I saw the original play back when I used to usher at Trinity Repertory Theater and loved it. Unfortunately it’s been years so I don’t quite remember it well enough to tell just how straight an adaptation Wilder’s film is. But I think it makes for a good example for my on going pondering about what makes a good film adaptation of a film. I believe Wilder does a good job expanding the story from the single newsroom set of the play and moving around from the courthouse, to a newspaper office, to the train station and elsewhere throughout Chicago.
This was well paced comedy with a great performance from everybody with Jack Lemmon as a cocky star reporter who’s trying to quit the business to get married but can’t resist one last scoop and Walter Matthau as his hilariously amoral editor who will do anything for a story. As far as I’m concerned this is pretty much Matthau’s movie as he dominates every scene he is in with his fast-talking and manipulation.
Burt Lancaster plays J.J Hunsecker, a powerful columnist who forces publicist Sidney Falco to attempt to break up his sister and a handsome jazz guitarist.

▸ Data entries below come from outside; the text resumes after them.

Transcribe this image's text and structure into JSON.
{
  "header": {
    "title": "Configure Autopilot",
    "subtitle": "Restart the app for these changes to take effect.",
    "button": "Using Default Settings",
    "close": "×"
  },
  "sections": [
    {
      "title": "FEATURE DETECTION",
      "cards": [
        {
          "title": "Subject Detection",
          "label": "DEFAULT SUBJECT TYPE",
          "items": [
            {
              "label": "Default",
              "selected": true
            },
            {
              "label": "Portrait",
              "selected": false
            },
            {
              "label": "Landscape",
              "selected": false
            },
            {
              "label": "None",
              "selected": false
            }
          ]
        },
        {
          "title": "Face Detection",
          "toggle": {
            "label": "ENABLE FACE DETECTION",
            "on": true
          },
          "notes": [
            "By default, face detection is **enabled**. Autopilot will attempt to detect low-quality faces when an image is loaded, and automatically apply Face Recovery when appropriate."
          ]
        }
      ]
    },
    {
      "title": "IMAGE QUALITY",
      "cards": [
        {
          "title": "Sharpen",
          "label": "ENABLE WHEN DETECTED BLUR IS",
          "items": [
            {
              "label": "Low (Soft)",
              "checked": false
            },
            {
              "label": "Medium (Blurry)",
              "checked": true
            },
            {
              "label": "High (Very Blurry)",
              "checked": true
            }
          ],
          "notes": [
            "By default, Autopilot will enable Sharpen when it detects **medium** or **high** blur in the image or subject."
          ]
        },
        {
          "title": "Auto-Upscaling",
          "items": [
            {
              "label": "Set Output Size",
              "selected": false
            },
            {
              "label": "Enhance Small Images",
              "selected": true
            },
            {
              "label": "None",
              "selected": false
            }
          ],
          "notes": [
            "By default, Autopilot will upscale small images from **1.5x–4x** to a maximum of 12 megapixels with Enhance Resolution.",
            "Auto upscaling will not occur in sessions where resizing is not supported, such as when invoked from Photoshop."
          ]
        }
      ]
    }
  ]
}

This is easily my favorite Lancaster performance; He plays Hunsecker as a completely driven and narcissistic demanding respect and stopping at nothing to get what he wants provided it doesn’t tarnish his reputation. Curtis is wonderfully pathetic as Falco who, doing whatever it takes to make a buck and completely dependent on Hunsucker desperate for his approval and trailing behind him like a jackal does a lion.
This is a wonderfully brutal cynical film that paints a dark picture of humanity in a dark vision of New York captured brilliantly by Howe’s camera and accentuated by the jazz soundtrack performed by the Chico Hamilton Quintet.